4 APRIL 1981, Page 24

Memsahib

Caroline Moorehead

Flora Annie Steel: Novelist of India Violet Powell (Heinemann pp. 170, £8.50) Flora Steel made the right decision when she agreed to marry a man she barely knew, and certainly was not in love with, and set sail; on a sharp winter's day in 1868 for the Indian subcontinent. It is very likely that Victorian England would never have provided her with enough outlets and challenges for her immense resourcefulness, just as the Northern skies might never have awoken in her an extreme and surprising love of exoticism. As it was, she became the best selling chronicler of the Mutiny, and the subject now of a biography by Violet Powell.

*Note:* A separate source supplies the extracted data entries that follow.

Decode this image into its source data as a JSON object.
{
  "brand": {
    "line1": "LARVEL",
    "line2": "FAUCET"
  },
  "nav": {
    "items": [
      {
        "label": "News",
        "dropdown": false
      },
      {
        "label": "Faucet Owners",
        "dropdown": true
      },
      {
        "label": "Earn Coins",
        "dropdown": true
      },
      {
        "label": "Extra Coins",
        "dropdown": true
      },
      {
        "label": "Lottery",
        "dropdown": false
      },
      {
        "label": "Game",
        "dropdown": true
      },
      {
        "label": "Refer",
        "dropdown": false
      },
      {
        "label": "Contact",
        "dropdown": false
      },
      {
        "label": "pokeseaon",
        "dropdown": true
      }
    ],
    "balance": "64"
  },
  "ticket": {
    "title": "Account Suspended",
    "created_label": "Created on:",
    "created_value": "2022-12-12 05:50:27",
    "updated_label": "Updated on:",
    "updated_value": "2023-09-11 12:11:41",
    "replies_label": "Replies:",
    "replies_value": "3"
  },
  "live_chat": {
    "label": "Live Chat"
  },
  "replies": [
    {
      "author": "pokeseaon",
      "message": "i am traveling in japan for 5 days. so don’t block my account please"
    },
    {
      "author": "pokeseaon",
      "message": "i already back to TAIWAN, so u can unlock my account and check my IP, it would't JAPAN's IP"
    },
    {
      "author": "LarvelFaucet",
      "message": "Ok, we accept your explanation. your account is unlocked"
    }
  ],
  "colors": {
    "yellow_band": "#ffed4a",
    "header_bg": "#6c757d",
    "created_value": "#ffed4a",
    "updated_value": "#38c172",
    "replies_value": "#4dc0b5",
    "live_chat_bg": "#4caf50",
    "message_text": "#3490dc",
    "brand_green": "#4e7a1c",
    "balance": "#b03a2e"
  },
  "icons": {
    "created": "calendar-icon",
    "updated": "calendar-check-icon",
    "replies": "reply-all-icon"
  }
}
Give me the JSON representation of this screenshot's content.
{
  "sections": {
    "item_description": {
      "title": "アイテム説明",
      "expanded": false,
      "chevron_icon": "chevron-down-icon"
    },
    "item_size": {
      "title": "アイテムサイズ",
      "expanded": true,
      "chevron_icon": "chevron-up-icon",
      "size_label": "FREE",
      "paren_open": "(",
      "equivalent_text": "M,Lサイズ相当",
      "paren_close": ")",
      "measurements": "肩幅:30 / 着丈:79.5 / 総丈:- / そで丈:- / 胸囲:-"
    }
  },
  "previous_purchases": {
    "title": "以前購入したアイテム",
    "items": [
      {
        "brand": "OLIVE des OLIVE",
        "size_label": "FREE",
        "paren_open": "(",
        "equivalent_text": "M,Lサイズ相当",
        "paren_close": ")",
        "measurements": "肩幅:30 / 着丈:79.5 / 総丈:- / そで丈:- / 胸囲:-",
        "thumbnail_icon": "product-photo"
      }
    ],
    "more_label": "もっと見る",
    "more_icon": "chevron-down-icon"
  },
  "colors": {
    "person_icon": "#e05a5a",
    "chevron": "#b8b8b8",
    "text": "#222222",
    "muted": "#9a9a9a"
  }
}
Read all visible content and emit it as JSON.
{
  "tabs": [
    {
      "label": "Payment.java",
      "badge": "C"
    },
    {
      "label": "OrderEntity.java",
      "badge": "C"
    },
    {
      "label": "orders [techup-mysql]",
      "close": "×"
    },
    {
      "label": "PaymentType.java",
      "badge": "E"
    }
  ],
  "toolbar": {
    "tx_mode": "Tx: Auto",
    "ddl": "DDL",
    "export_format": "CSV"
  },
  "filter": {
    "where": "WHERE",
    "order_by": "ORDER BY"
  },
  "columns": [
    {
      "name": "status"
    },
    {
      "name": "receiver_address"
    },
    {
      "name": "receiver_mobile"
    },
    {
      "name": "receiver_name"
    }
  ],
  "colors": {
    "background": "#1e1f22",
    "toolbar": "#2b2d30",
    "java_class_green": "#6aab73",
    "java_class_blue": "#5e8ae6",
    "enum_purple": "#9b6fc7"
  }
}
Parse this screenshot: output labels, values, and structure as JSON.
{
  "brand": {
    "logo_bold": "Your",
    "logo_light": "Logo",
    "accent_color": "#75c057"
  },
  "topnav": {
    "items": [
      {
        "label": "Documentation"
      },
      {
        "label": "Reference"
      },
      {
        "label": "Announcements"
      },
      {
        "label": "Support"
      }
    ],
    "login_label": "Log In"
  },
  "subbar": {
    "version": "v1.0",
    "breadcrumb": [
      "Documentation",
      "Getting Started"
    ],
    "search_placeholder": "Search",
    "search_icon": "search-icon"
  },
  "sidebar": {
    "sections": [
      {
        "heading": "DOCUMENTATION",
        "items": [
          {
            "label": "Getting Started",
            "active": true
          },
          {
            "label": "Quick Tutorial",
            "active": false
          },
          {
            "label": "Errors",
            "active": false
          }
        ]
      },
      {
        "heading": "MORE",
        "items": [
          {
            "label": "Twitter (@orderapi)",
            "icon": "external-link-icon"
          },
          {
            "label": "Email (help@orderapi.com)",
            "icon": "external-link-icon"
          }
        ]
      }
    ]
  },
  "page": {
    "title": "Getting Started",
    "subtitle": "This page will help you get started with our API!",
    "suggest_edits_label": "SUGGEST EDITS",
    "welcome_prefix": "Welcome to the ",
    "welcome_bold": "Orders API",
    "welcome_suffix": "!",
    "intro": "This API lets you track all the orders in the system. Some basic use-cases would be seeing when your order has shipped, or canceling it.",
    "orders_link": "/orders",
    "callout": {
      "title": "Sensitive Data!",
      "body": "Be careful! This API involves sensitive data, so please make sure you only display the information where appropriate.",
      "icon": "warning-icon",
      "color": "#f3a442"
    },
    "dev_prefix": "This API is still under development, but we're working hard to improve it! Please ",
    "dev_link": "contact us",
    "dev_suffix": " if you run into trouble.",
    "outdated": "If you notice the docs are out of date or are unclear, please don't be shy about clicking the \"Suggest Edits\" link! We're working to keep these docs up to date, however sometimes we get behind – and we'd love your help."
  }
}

The India Flora Steel set foot on at Madras was not that of cosseted tea parties and a gentle yearning for home. As a junior official in the Indian Civil Service, Henry Steel was not in a position to offer that, and Flora in any case was infinitely bored by all limitations. She followed her husband everywhere, from remote country station to isolated camps, practised rudimentary medicine with women and children and taught, appalled by the low standards of English that she encountered. 'However irritating Flora's habit of crying, "I can do that" might be observes Violet Powell, 'it undeniably stood her in good stead.'

By temperament, Flora was a meddler, quick to notice and just as quick to point out bureaucratic inefficiencies; she was also fair and not without courage. Created Inspector of Schools in her own right, 'Steel's baby bride', as her childish fair curls had made her known, she instigated an enquiry into corrupt examination practices at the University of the Punjab, which put her own life into some danger.

She was, of course, very often right. But it is impossible not to feel a certain sympathy for the Secretary-to-Government who asked Steel in despair if he could not keep his wife in order, or for Steel who suggested that the official should take her himself for a month and try. Her attitude to the Prince of Wales's visit to Lahore was typical. She lent the piano lovingly brought out with her for his entertainment, but charged for the loan when the authorities charged her for lighting and sanitation that did not reach the Steel's encampment. They had chosen, it need hardly be said, to set it far from the others.

Henry Steel retired in 1889. Flora returned to England with him, to take up family life with her daughter Mable, born in India but sent home to grow up. But in 1894 she went back, this time on her own, to fulfil an old dream. By now the author of some well received short stories, as well as the somewhat unexpected The Complete Indian Housekeeper and Cook, she wanted mate rial for something larger. As Violet Powell shows, she was as conscientious and insis tent in her research as in all else. She settled in Kasur and observed life from the rooftops; she went to stay with an Indian family in Lahore, and then trudged the streets of Delhi in memory of the Mughals.

Finally, she was given permission to examine the sealed boxes of confidential papers dealing with the Mutiny. As later 'historians confirmed, she made the most of the opportunity. She returned home, to a rented house in the Highlands, with what Violet Powell calls a 'literary harvest' which was to inspire her for the rest of her very long life. When she was not writing, she campaigned — women's suffrage, taxation, anything that seemed to her to lack fairness. On the Face of the Waters was published in 1896, 40 years after the Mutiny, but at a moment of intense imperial pride. It made a literary lioness of its author, and was still in print over 30 years later. Inevitably, Flora Steel was compared to Kipling.

Speaking of her honeymoon, Flora Steel wrote, 'My distaste for realities was over borne by a desire to understand'. Violet Powell conveys this robust curiosity with great skill, showing her heroine to be both forceful and humane, bossy, yet clever enough to make it acceptable. The book is at its most enjoyable and immediate in the settings and scenes of India — of which there could, with pleasure, be many more—, at its most distant in the detail of plots and sub-plots of Flora Steel's novels. These are inevitably somewhat dry, even if they give proof of Flora's essentially romantic vision of stalwart British officers and doomed Anglo-Indian sexual relationships. Her own preferences, characteristically, lay . with bounders.

A round, purposeful face stares out of the photographs taken of Flora Steel: it does not change with age. The thin lips are not exactly smiling, but the expression is genial; enough, at least, to temper an extremely steely look. Violet Powell is not always an easy writer, demanding, with her tight-knit prose and economic style, considerable discipline of a reader. But the tone, with that edge of critical affection which seems to check Flora's wilder interferences, suits her subject well.